A indicação para a leitura do texto é priorizada por Duras. Para a escritora, nenhuma representação substitui o efeito de leitura do texto. Para que essa função não seja anulada pela encenação teatral, dois atores poderiam falar o texto como se o tivessem escrevendo, cada um em quartos separados. A solidão desencontrada que se escreve através desses personagens é o ponto crucial, o buraco delimitado pelo texto.
Quando li o texto pela primeira vez, não havia me cercado de nenhuma dessas instruções. Gosto de encontrar os textos de Duras desprevenida, desavisada. Como se meu não-saber pudesse intensificar os efeitos e as camadas que o texto produz no corpo. Comecei a ler o texto desconhecendo as indicações de leitura da autora (que só aparecem ao final do texto), mas sabia que ele teria que ser lido de uma vez só, sem intervalos.
Talvez por essa empolgação, tenha lido rápido, sem tanto fôlego. Com isso, desrespeitei a indicação de grandes espaços de silêncio entre as noites pagas – o silêncio da passagem do tempo. Devia ter desconfiado que o intervalo não era no tempo de encontro com o texto, pois é o que estrutura seu acontecimento. O intervalo é um dos elementos no texto.
Ao invés do barulho do mar, já que em Minas não tem mar, foi substituído pelo barulho real da casa e do entorno, que não desejei tirar. No meu território há o barulho da música ambiente, das máquinas funcionando na rotina de uma casa e o barulho da rua habitada por pessoas, bichos e carros. Essas são as alternâncias marítimas que por aqui se entremeiam. A cada território, sua sonoridade é incorporada com seus furos no ideal imaginário da cena.
Com o gesto metodológico apresentado, encontramos o corpo textual. A doença da morte foi escrita quando eu tinha apenas um ano de idade. No entanto, o texto apresenta as atemporais devastações amorosas que encontrei (e vocês também) nas não-relações que atravessei.
Cheguei ao território sexual e dele parti como quem aposta no amor sabendo que seu território é não-semelhante. Quase sempre o corpo erótico se torna receptáculo da cegueira sexual. A não-relação sexual satisfaz a solitária fantasia de um corpo que testemunha a impossibilidade do amor nas tramas do sexual. A passagem do tempo testemunha a distância vivida entre dois, ou melhor um a um. Quando o desejo de amor tem a morte sexual como resposta, nos percebemos diante de um espelho cujo buraco reflete o vazio de cada um de nós na busca por amor. Doença da morte.

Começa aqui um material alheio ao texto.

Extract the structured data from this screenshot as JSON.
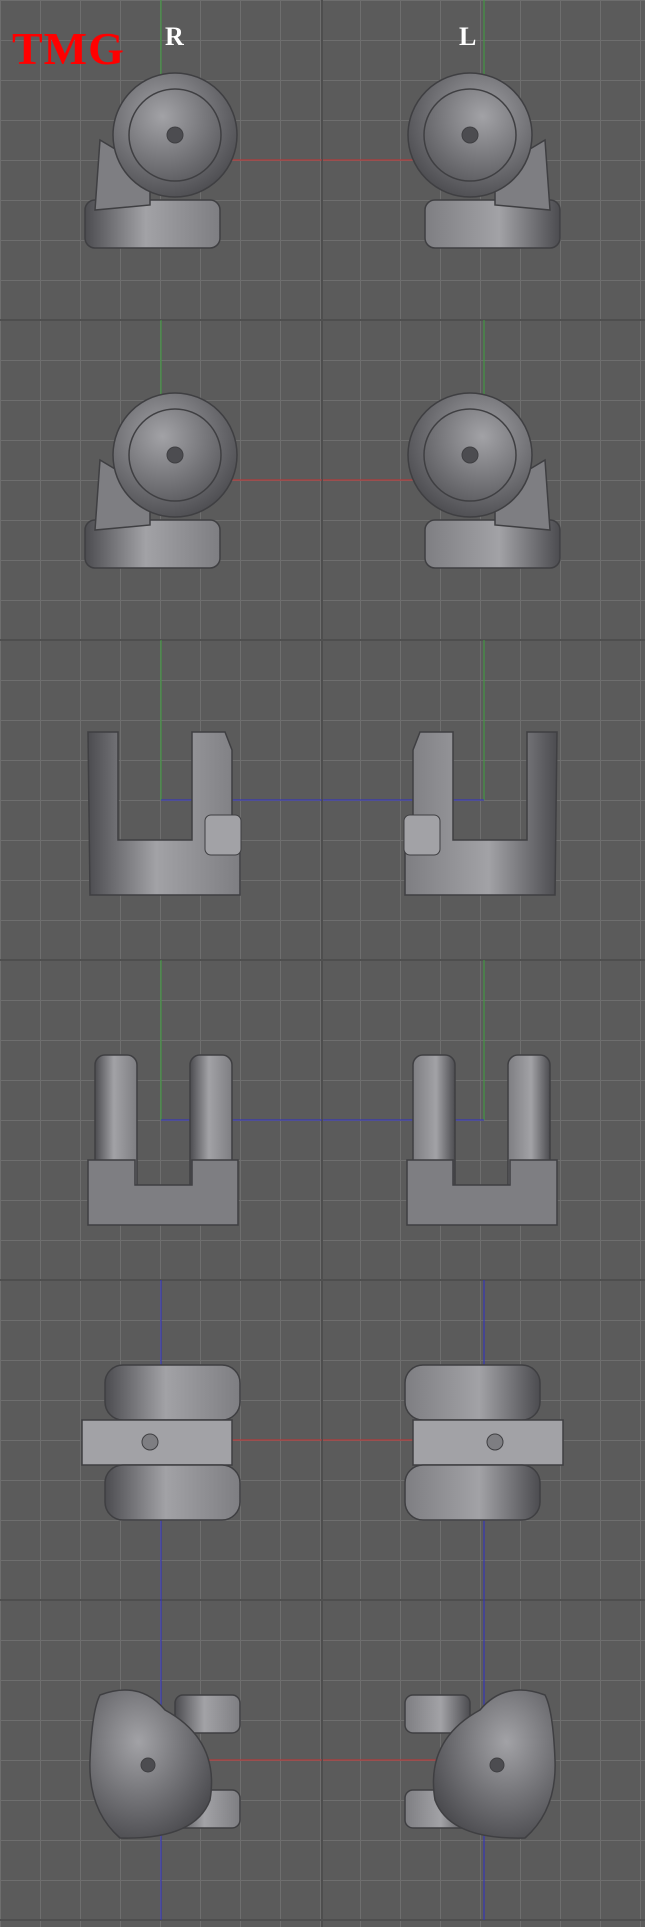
{
  "brand": {
    "logo_text": "TMG",
    "logo_color": "#ff0000"
  },
  "columns": {
    "right_label": "R",
    "left_label": "L"
  },
  "colors": {
    "background": "#5b5b5b",
    "grid_line": "#6e6e6e",
    "x_axis": "#c83030",
    "y_axis": "#3ca03c",
    "z_axis": "#2f2fc8",
    "part_base": "#7e7e82",
    "part_light": "#a2a2a6",
    "part_dark": "#4c4c50"
  },
  "views": [
    {
      "name": "front-view",
      "kind": "wheel-front"
    },
    {
      "name": "back-view",
      "kind": "wheel-front"
    },
    {
      "name": "top-view",
      "kind": "u-bracket-step"
    },
    {
      "name": "bottom-view",
      "kind": "u-bracket"
    },
    {
      "name": "side-view-a",
      "kind": "side-slab"
    },
    {
      "name": "side-view-b",
      "kind": "side-round"
    }
  ]
}
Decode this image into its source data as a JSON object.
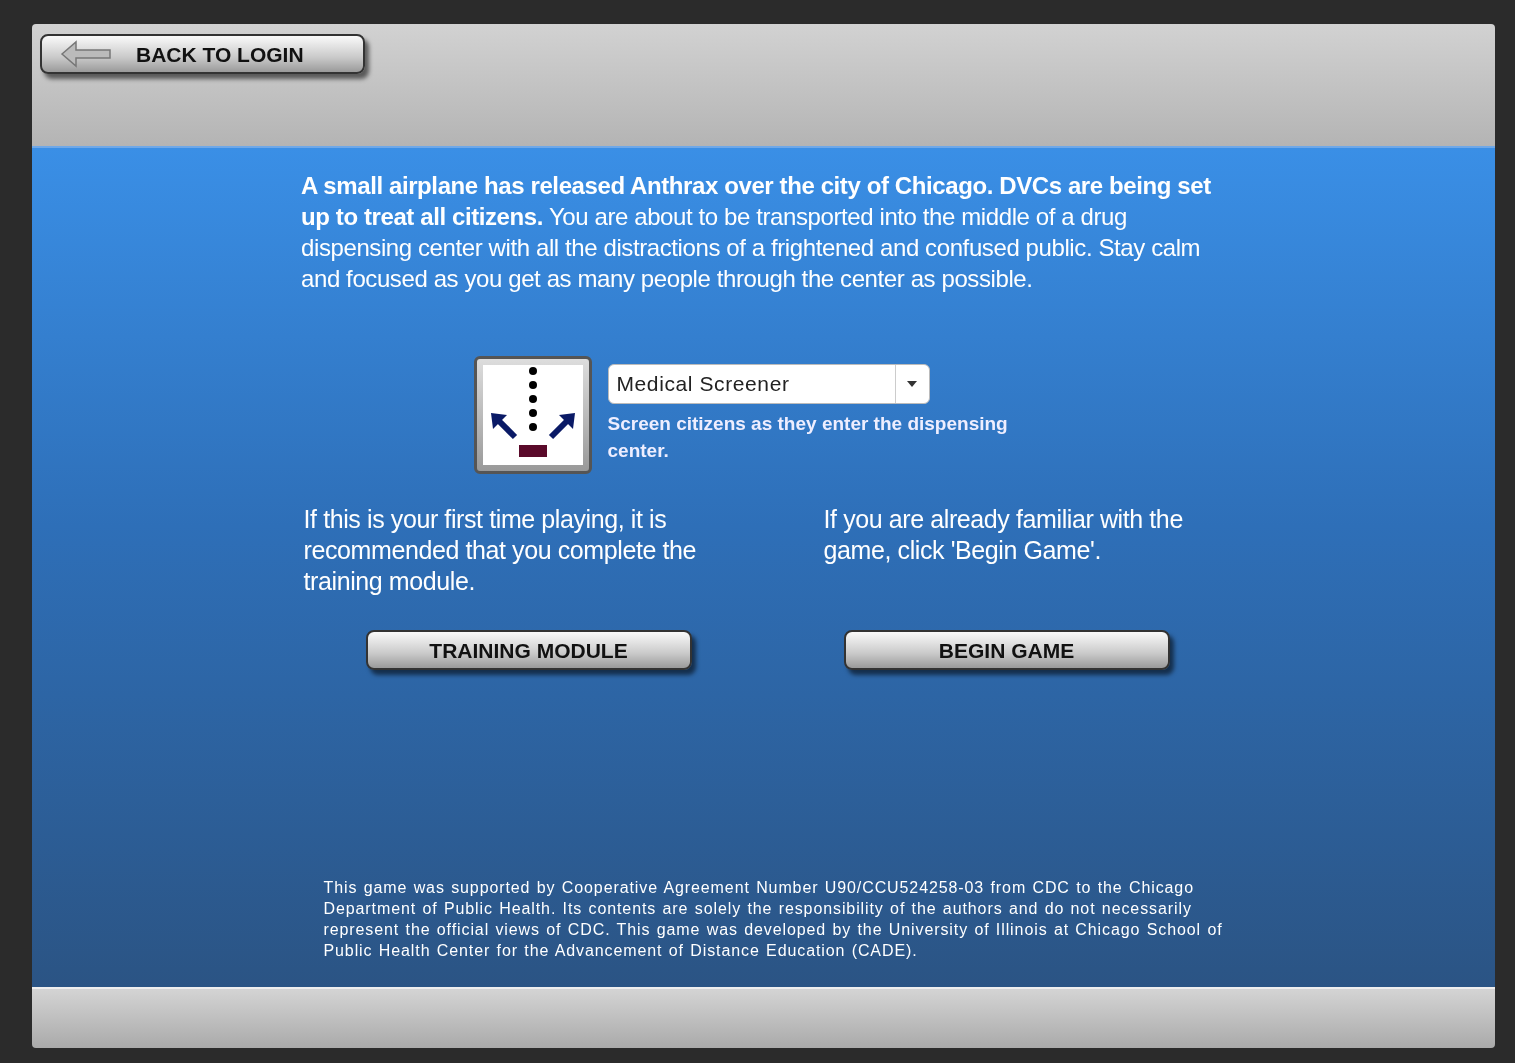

Mas o que é amor quando não se estrutura como órgãos e orifícios da espécie ao qual estamos enjaulados? O que é o amor, quando uma mulher fica aprisionada no engodo de uma essência dita feminina delirando, sozinha, o encontro amoroso? O que é o amor, quando um homem, no engodo aprisionante de um instinto masculino, transa com seus fetiches e goza de suas fantasias, solitário? A doença é a desesperança, mas um corpo passa.
Só, um corpo passa. Mas a passagem leva em conta três elementos mínimos. O escrevente. O legente. O sexo do texto. Três elementos e muitos movimentos para compor outra erótica com o corpo. Como uma onda no mar quando encontra a praia e dali se escrevem furinhos na areia.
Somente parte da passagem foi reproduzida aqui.